CRA13 ENTEROBACTER CLOACAE PNEUMONIA OBSCURING THE DIAGNOSIS OF PULMONARY TUBERCULOSIS WITH DIFFUSE ALVEOLAR HAEMORRHAGE

Zulkifli.S1
Hospital Pakar Sultanah Fatimah, Muar

Introduction

Hemoptysis is a common presentation in pulmonary tuberculosis however diffuse alveolar haemorrhage in Pulmonary Tuberculosis is rarely reported. Here we report a case of Pulmonary tuberculosis presented as diffuse alveolar haemorrhage which was obscured by enterobacter cloacae pneumonia.  

Case Report

A 62-year-old Malaysian male with a history of CRHD on Warfarin for 10 years, ischemic heart disease, and previous hyperthyroidism presented with hemoptysis, cough, fever, and shortness of breath. He requires high concentration of oxygen up till VM60% with his Chest Xray shows bilateral pulmonary patchy infiltrates. Initial sputum AFB was negative and his sputum culture came back as Enterobacter cloacae (AmpC Producer) strain. He was initially started with Intravenous Cefepime, however his condition did not improve despite the targeted intravenous antibiotic. His initial INR upon arrival was 1.3, with PT 14.6 and APTT 33. His warfarin was subsequently withheld in view of hemoptysis. 

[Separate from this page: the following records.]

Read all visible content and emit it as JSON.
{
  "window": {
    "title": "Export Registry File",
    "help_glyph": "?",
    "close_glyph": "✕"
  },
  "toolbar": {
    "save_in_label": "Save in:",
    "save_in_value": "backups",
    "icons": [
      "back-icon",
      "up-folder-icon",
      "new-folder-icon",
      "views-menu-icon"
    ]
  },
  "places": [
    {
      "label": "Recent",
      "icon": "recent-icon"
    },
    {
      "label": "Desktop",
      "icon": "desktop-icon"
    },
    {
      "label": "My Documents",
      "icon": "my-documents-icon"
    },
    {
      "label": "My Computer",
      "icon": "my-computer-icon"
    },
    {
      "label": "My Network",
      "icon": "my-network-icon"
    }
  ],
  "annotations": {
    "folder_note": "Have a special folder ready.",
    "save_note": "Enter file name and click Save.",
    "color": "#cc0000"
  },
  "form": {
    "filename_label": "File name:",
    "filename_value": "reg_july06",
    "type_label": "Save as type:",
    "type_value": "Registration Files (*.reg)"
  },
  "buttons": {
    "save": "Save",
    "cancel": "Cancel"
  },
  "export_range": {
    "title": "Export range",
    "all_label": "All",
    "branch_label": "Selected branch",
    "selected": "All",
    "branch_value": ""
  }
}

He subsequently underwent CTA and CECT Thorax on 22/12/23 with findings of diffuse ground glass opacities with crazy paving appearance likely to represent diffuse pulmonary haemorrhage with possible superimposed infection. He was then referred to Pulmonologist for bronchoscopy however he was not stable enough to be transferred to the referral hospital.

Sputum TB GenXpert was sent and the MTB complex was detected. He was subsequently started with an Anti-tuberculous drug. He subsequently was able to wean down oxygen concentration and was able to discharge home. 

Conclusion

This case highlights the importance of maintaining a high index of suspicion for pulmonary TB in the setting of DAH, even with negative sputum AFB results. Additionally, it underscores the need to consider concurrent infections, such as Enterobacter cloacae pneumonia, which can complicate the clinical presentation and delay the initiation of appropriate treatment.